Here (link) is a talk I gave at EA Global 2019, where I describe how intent alignment fits into the broader landscape of “making AI go well,” and how my work fits into intent alignment. This is particularly helpful if you want to understand what I’m doing, but may also be useful more broadly. I often find myself wishing people were clearer about some of these distinctions.

Here is the main overview slide from the talk:

The highlighted boxes are where I spend most of my time.

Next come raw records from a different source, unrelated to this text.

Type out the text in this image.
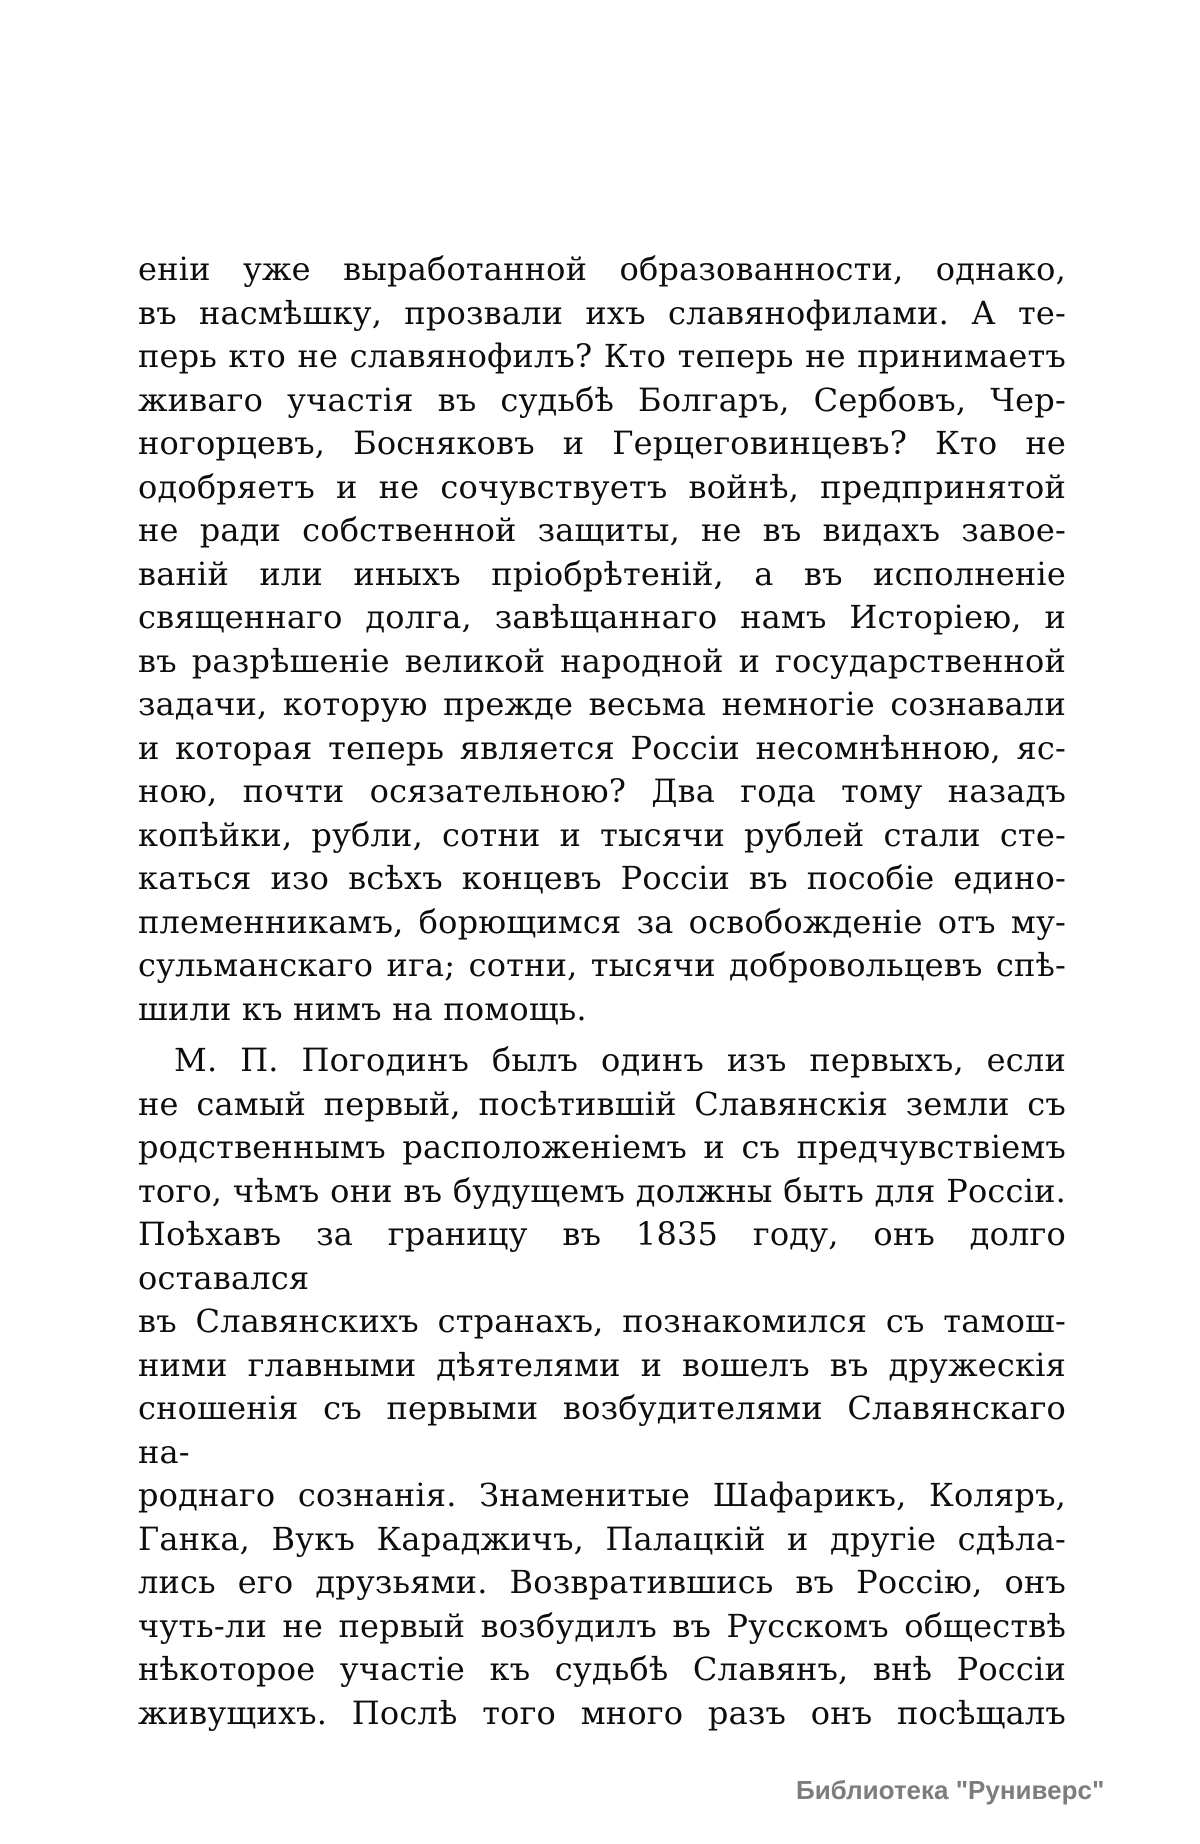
еніи уже выработанной образованности, однако,
въ насмѣшку, прозвали ихъ славянофилами. А те-
перь кто не славянофилъ? Кто теперь не принимаетъ
живаго участія въ судьбѣ Болгаръ, Сербовъ, Чер-
ногорцевъ, Босняковъ и Герцеговинцевъ? Кто не
одобряетъ и не сочувствуетъ войнѣ, предпринятой
не ради собственной защиты, не въ видахъ завое-
ваній или иныхъ пріобрѣтеній, а въ исполненіе
священнаго долга, завѣщаннаго намъ Исторіею, и
въ разрѣшеніе великой народной и государственной
задачи, которую прежде весьма немногіе сознавали
и которая теперь является Россіи несомнѣнною, яс-
ною, почти осязательною? Два года тому назадъ
копѣйки, рубли, сотни и тысячи рублей стали сте-
каться изо всѣхъ концевъ Россіи въ пособіе едино-
племенникамъ, борющимся за освобожденіе отъ му-
сульманскаго ига; сотни, тысячи добровольцевъ спѣ-
шили къ нимъ на помощь.
М. П. Погодинъ былъ одинъ изъ первыхъ, если
не самый первый, посѣтившій Славянскія земли съ
родственнымъ расположеніемъ и съ предчувствіемъ
того, чѣмъ они въ будущемъ должны быть для Россіи.
Поѣхавъ за границу въ 1835 году, онъ долго оставался
въ Славянскихъ странахъ, познакомился съ тамош-
ними главными дѣятелями и вошелъ въ дружескія
сношенія съ первыми возбудителями Славянскаго на-
роднаго сознанія. Знаменитые Шафарикъ, Коляръ,
Ганка, Вукъ Караджичъ, Палацкій и другіе сдѣла-
лись его друзьями. Возвратившись въ Россію, онъ
чуть-ли не первый возбудилъ въ Русскомъ обществѣ
нѣкоторое участіе къ судьбѣ Славянъ, внѣ Россіи
живущихъ. Послѣ того много разъ онъ посѣщалъ
Библиотека "Руниверс"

Here are the full slides from the talk.

New Comment
1 comment, sorted by Click to highlight new comments since:

Summary for the Alignment Newsletter: Basically just pasting in the image.

Opinion:

Here are a few points about this decomposition that were particularly salient or interesting to me.
First, at the top level, the problem is decomposed into alignment, competence, and coping with the impacts of AI. The "alignment tax" (extra technical cost for safety) is only applied to alignment, and not competence. While there isn't a tax in the "coping" section, I expect that is simply due to a lack of space; I expect that extra work will be needed for this, though it may not be technical. I broadly agree with this perspective: to me, it seems like the major technical problem which differentially increases long-term safety is to figure out how to get powerful AI systems that are trying to do what we want, i.e. they have the right motivation. Such AI systems will hopefully make sure to check with us before taking unusual irreversible actions, making e.g. robustness and reliability less important. Note that techniques like verification, transparency, and adversarial training may still be needed to ensure that the alignment itself is robust and reliable (see the inner alignment box); the claim is just that robustness and reliability of the AI's capabilities is less important.
Second, strategy and policy work here is divided into two categories: improving our ability to pay technical taxes (extra work that needs to be done to make AI systems better), and improving our ability to handle impacts of AI. Often, generically improving coordination can help with both categories: for example, the publishing concerns around GPT-2 have allowed researchers to develop synthetic text detection (the first category) as well as to coordinate on when not to release models (the second category).
Third, the categorization is relatively agnostic to the details of the AI systems we develop -- these only show up in level 4, where Paul specifies that he is mostly thinking about aligning learning, and not planning and deduction. It's not clear to me to what extent the upper levels of the decomposition make as much sense if considering other types of AI systems: I wouldn't be surprised if I thought the decomposition was not as good for risks from e.g. powerful deductive algorithms, but it would depend on the details of how deductive algorithms become so powerful. I'd be particularly excited to see more work presenting more concrete models of powerful AGI systems, and reasoning about risks in those models, as was done in Risks from Learned Optimization.